Organizowany przez Platformę Obywatelską, Nowoczesną i Komitet Obrony Demokracji \"Marsz Wolności\" wyruszy jutro po południu przez Warszawę. KOD już przygotowuje się do marszu – okleja puszki, żeby zbierać datki. Ciekawe czy i tym razem na proteście nie zabraknie Mateusza Kijowskiego, który oskarżony jest o przywłaszczenie 121 tys. zł ze zbiórek KOD.
Marsz zakończy się na Pl. Zamkowym, gdzie zorganizowany zostanie koncert z udziałem polskich muzyków. To już trzecie tego typu wydarzenie organizowane przez PO, Nowoczesną i KOD. Podobne manifestacje przeszły stołecznymi ulicami w maju 2016 i 2017 roku.
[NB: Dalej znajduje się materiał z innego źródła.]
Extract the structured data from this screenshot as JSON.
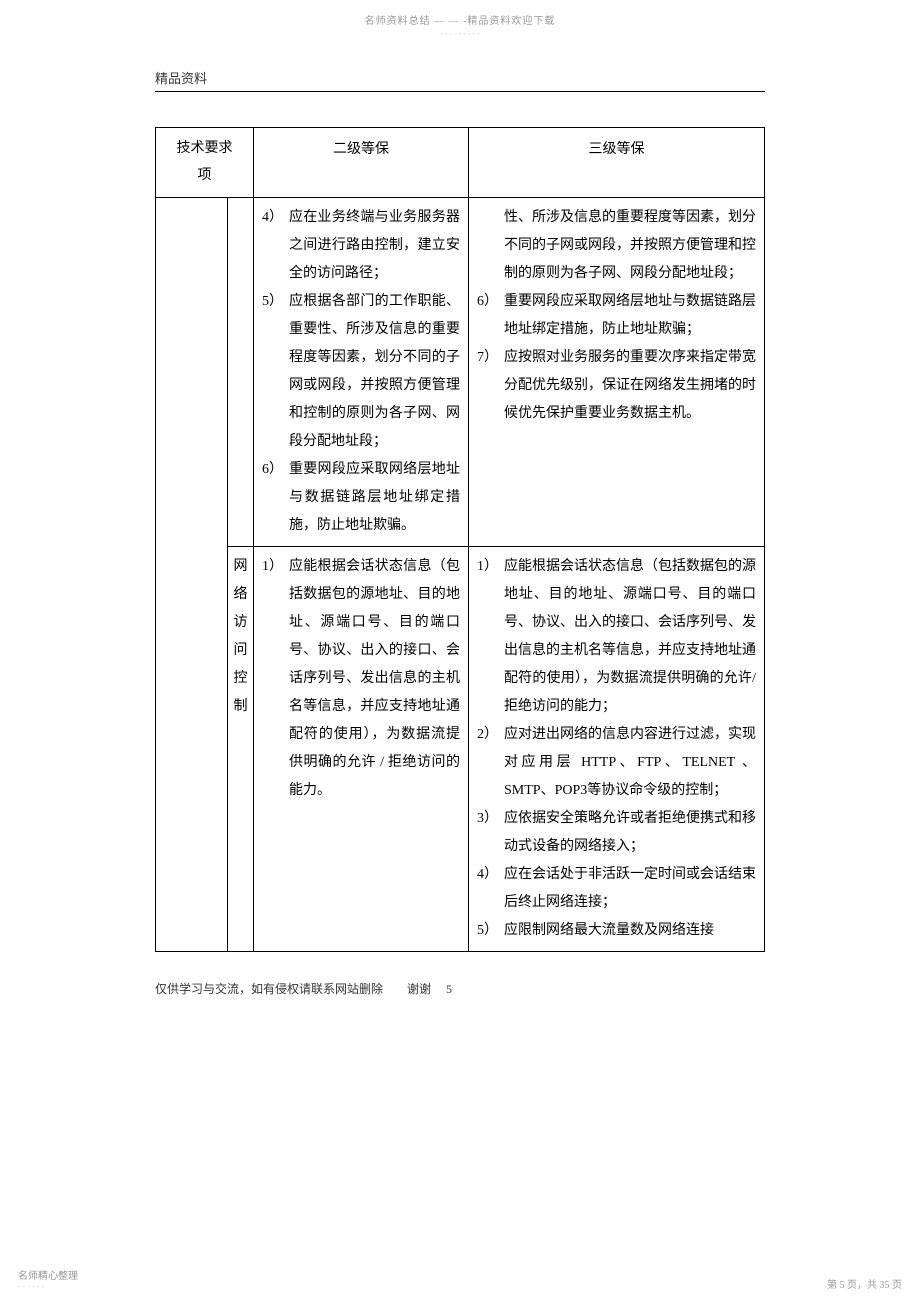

Na trasie marszu mają stanąć dwie sceny. Pierwsza zostanie umieszczona na Rondzie de Gaulle'a, na której w krótkich przemówieniach uczestników powitają liderzy opozycji. Druga, większa usytuowana zostanie na Placu Zamkowym. Tam znów spodziewać się można wystąpień szefów formacji organizujących manifestację, a także samorządowców, kandydatów opozycji na prezydentów miast i zaproszonych gości.
Udział w marszu zapowiedzieli "znane twarze" m.in. byli prezesi Trybunału Konstytucyjnego, profesorowie Andrzej Rzepliński i Jerzy Stępień oraz były I Prezes Sądu Najwyższego prof. Adam Strzembosz. Pojawią się także aktorzy, którzy od początku są przeciwnikami rządu Prawa i Sprawiedliwości: Dorota Stalińska, Jerzy Radziwiłowicz i Daniel Olbrychski.
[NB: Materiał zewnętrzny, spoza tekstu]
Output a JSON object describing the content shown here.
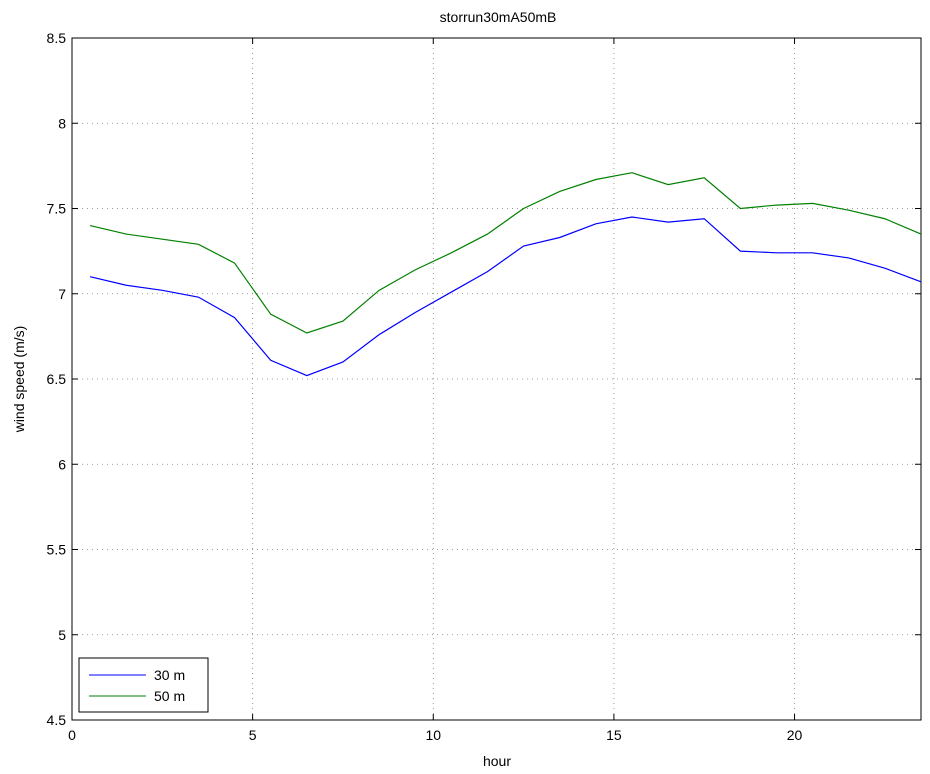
{
  "chart_data": {
    "type": "line",
    "title": "storrun30mA50mB",
    "xlabel": "hour",
    "ylabel": "wind speed (m/s)",
    "xlim": [
      0,
      23.5
    ],
    "ylim": [
      4.5,
      8.5
    ],
    "xticks": [
      0,
      5,
      10,
      15,
      20
    ],
    "yticks": [
      4.5,
      5,
      5.5,
      6,
      6.5,
      7,
      7.5,
      8,
      8.5
    ],
    "grid": true,
    "legend_position": "bottom-left",
    "x": [
      0.5,
      1.5,
      2.5,
      3.5,
      4.5,
      5.5,
      6.5,
      7.5,
      8.5,
      9.5,
      10.5,
      11.5,
      12.5,
      13.5,
      14.5,
      15.5,
      16.5,
      17.5,
      18.5,
      19.5,
      20.5,
      21.5,
      22.5,
      23.5
    ],
    "series": [
      {
        "name": "30 m",
        "color": "#0000ff",
        "values": [
          7.1,
          7.05,
          7.02,
          6.98,
          6.86,
          6.61,
          6.52,
          6.6,
          6.76,
          6.89,
          7.01,
          7.13,
          7.28,
          7.33,
          7.41,
          7.45,
          7.42,
          7.44,
          7.25,
          7.24,
          7.24,
          7.21,
          7.15,
          7.07
        ]
      },
      {
        "name": "50 m",
        "color": "#008000",
        "values": [
          7.4,
          7.35,
          7.32,
          7.29,
          7.18,
          6.88,
          6.77,
          6.84,
          7.02,
          7.14,
          7.24,
          7.35,
          7.5,
          7.6,
          7.67,
          7.71,
          7.64,
          7.68,
          7.5,
          7.52,
          7.53,
          7.49,
          7.44,
          7.35
        ]
      }
    ]
  }
}
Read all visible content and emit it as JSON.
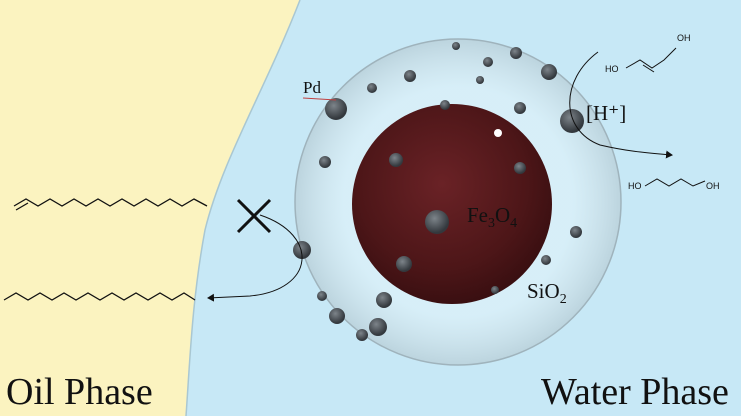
{
  "labels": {
    "pd": "Pd",
    "h_plus": "[H⁺]",
    "core_fe": "Fe",
    "core_sub3": "3",
    "core_o": "O",
    "core_sub4": "4",
    "shell_si": "SiO",
    "shell_sub2": "2",
    "oil_phase": "Oil Phase",
    "water_phase": "Water Phase",
    "ho_1": "HO",
    "oh_1": "OH",
    "ho_2": "HO",
    "oh_2": "OH"
  },
  "colors": {
    "oil_phase": "#fbf3c0",
    "water_phase": "#c7e8f6",
    "core": "#5a1b1d",
    "shell": "#d6eef6",
    "particle": "#4a4f55",
    "text": "#111111"
  },
  "icons": {
    "blocked_marker": "cross-icon"
  }
}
KOD, jeden z współorganizatorów "Marszu Wolności" ostro się do niego przygotowuje – okleja puszki, żeby móc zbierać do nich datki:
Swoją drogą - jeśli myślisz, że masz przewaloną robotę, pomyśl o tym że mogłeś obklejać puszki dla #KOD pic.twitter.com/VS79Af9B9K
— KOW z KOD (@KOW_z_KOD) 11 maja 2018
Przypomnijmy, że niedawno w Pruszkowie ruszył proces byłego lidera Komitetu Obrony Demokracji, Mateusza Kijowskiego oraz byłego skarbnika KOD Piotra Ch., którzy zostali oskarżeni o poświadczenie nieprawdy w fakturach i przywłaszczenie 121 tys. zł ze zbiórek KOD. Ciekawi jesteśmy czy na jutrzejszym marszu też ich nie zabraknie...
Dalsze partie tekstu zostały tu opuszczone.